Non è tutto oro però quello che ha trovato l’uomo zoppo che ha imparato a zoppicare andando con la gatta a lardo nella mezza stagione che non esiste più, e nel corso della prima stagione di “Scream” alcuni elementi che ne determinavano l’immediatezza e la leggerezza, marchi di fabbrica propri della serie, sono degenerati nella loro semplicità, andando talvolta ad inficiare la qualità dello show. I personaggi in primis non sono riusciti a manifestare un’evoluzione degna di nota, sembrando spesso delle copie di loro stessi nel tempo. Difficilmente si sono scrollati di dosso lo stereotipo a cui erano stati associati nel corso della presentazione iniziale dei vari protagonisti. Anche quelli che sembrerebbero aver subito i cambiamenti più significativi, come Emma, in realtà paiono incastrati in uno sviluppo ciclico che li riporta sempre nella medesima condizione e li spinge a voler ricercare un equilibri che appartiene ad una situazione passata. Questa tendenza porta i protagonisti a svolgere spesso le medesime attività, a formulare pensieri sempre molto simili in situazioni differenti, e ciò non giova affatto allo sviluppo differenziato e originale di una storia più complessa nel corso di una serie.
Associata alla staticità delle personalità coinvolte nella serie, emerge la questione della gestione dei tempi, probabilmente il tasto più dolente che si possa toccare nell’analisi di questo prodotto giovanile. Se valutate con un minimo di raziocinio, le reazioni dei protagonisti sono completamente sbagliate nei tempi. personaggi che subiscono un lutto molto prossimo e la scena dopo si aprono alla vita perché la stessa è breve e non può essere sprecata a piangere i defunti, altri che dubitano di un loro caro per poi riabbracciarlo come se niente fosse appena trenta secondi dopo, gente che continua a dare feste da centinaia di invitati, tutti rigorosamente minorenni, nonostante ci sia in giro un assassino da ben OTTO puntate. Direi che OTTO puntate - che, tradotte in tempo terrestre narrato nella serie, sarebbero qualcosa come tre mesi - potrebbero bastare a farti assumere un comportamento leggermente differente da quello delle bionde sprovvedute nei film horror anni ’90. O dei neri, quelli in qualsiasi teen slasher, che muoino per primi. Molti dettagli, reazioni, relazioni e stati d’animo non collimano e mai potrebbero farlo con la realtà dei fatti che vorrebbero presentarci sullo sfondo delle vicende adolescenziali dei giovani abitanti di Lakewood.
Ma la vera scelta che mi ha fatto storcere il naso di circa 180° è stata quella relativa al finale, all’assassino, alle sue motivazioni e allo svolgimento successivo alla risoluzione del caso che ha aperto le porte alla seconda stagione.

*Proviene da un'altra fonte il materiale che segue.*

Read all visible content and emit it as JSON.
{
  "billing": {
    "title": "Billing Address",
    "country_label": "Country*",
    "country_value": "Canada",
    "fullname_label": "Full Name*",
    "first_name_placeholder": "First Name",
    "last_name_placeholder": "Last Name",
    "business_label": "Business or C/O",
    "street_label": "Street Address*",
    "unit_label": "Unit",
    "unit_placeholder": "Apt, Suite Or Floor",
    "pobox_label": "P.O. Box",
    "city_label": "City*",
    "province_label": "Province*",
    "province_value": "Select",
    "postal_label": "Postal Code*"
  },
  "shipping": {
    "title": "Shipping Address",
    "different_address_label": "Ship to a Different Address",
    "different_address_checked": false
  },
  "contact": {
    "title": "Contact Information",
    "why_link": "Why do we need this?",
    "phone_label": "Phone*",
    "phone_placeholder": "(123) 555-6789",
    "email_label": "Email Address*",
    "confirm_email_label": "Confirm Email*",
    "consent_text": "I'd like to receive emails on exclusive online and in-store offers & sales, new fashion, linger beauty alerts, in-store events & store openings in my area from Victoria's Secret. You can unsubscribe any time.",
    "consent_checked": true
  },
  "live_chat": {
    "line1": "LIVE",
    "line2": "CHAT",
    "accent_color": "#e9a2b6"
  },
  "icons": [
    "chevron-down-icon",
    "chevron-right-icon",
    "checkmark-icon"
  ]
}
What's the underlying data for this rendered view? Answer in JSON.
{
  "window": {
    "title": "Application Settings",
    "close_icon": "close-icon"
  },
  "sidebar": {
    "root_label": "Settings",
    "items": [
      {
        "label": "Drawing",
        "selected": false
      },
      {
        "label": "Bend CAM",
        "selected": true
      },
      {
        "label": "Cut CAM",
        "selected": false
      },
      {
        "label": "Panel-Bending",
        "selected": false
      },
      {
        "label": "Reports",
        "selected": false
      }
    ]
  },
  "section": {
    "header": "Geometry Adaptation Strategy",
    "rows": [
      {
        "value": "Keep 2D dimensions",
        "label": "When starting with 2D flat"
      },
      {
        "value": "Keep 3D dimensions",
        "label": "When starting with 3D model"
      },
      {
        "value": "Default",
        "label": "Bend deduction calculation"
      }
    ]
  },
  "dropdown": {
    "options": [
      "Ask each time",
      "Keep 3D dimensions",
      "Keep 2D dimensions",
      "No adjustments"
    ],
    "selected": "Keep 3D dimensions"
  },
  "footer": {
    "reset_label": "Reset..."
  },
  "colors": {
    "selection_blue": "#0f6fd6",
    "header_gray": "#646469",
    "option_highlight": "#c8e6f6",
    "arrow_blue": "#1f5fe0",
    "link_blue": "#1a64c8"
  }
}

A questo punto però devo avvertirvi della presenza di spoiler, pericolosi, vista la tenera età della prima stagione in questione, conclusasi appena un anno fa.


SPOILER ALERT

Scream, la serie di film, è sempre stata fondata sul gioco che si instaurava tra il regista e lo spettatore, invitato a crearsi una sua idea sull’identità dell’assassino, idea che sarebbe poi stata smontata sistematicamente ogni pochi minuti, per essere poi riformulata in un continuo duello cerebrale. Il primo film, quello del 1996, è senza dubbio il migliore dell’intera quadrilogia, perché riusciva perfettamente a far dubitare di tutti e il finale lasciava spiazzati perché, attraverso l’espediente del doppio, psicopatico serial killer, venivano automaticamente smontate tutte le ipotesi “usuali” formulate dal pubblico. Un espediente narrativo unico, che infatti, sfruttato nel primo film, ha relegato tutti gli alti capitoli successivi della serie ad un gradino inferiore. In ogni caso, nonostante la scelta doppia, gli spettatori ebbero comunque la soddisfazione della scoperta piena del serial killer, senza appendici o strascichi forzati.
Nella prima stagione della serie tv il gioco si è ripetuto, con gli spettatori chiamati ad aguzzare la vista in cerca di indizi nei momenti cardine, ossia quelli degli agguati dell’assassino vestito da Brandon James. Nel mio caso, dopo un inizio titubante, mi sono deciso a prendere carta e penna e segnare, per ogni apparizione del serial killer, il luogo in cui sarebbero dovuti essere tutti gli altri personaggi, per verificare poi, a conti fatti, alibi, versioni e situazioni. Secondo i miei calcoli l’assassino sarebbe dovuto essere il professor Branson, ma l’espediente già usato nel primo film della serie ha vanificato ogni gioco d’ipotesi. Se per il film però l’essere sostanzialmente canzonati per un’ora e mezza poteva essere anche divertente, per quanto riguarda una serie di dieci episodi il gioco scherzoso comincia a farsi pesante se riletto sotto queste luci posteriori. E così perde d’interesse l’assassino con tutti i suoi perché. A contribuire a questo momento non all’altezza, una costruzione delle sequenze finali non all’altezza: tutto si è svolto in maniera eccessivamente veloce, non abbiamo capito i dubbi riguardanti l’identità di genere del figli di Daisy e Brandon né i piani della psicopatica giornalista. Tutto è sfumato sul più bello, lasciandoci frettolosamente alle consuete scene riappacificanti, rotte infine dal riassunto del nuovo indagatore dell’incubo di Lakewood e dalle sue supposizioni.

FINE SPOILER


Si potrebbe però anche parlare del divertimento, dei riferimenti ai capisaldi del genere, del meta cinema e delle citazioni dalla serie originale, di Noah e di Audrey e di tutti gli aspetti positivi che fanno di Scream una serie appassionante e coinvolgente, ma nel titolo c’è scritto “NÌ” e di “nì” vi ho parlato. La serie di Netfix è comunque riuscita a tenermi incollato allo schermo con leggerezza, dosando perfettamente momenti a diverse velocità per non stancare mai. E così facendo è volata in un lampo, allietando pomeriggi e serate afose. Per cui, se avete amato l’omonima serie di film, non potete assolutamente lasciarvi sfuggire questo piccolo cult televisivo, con tutti i problemi e le umane imperfezioni; se invece cercate solamente una serie d’intermezzo per passare le vuote giornate d’agosto, Scream potrebbe fare al caso vostro. E se invece avete già visto la prima stagione cosa ne pensate? Siete rimasti soddisfatti dalle scelte conclusive? Pensate anche voi che i Lakewood Six tramano ancora qualcosa? Ops, rispoiler.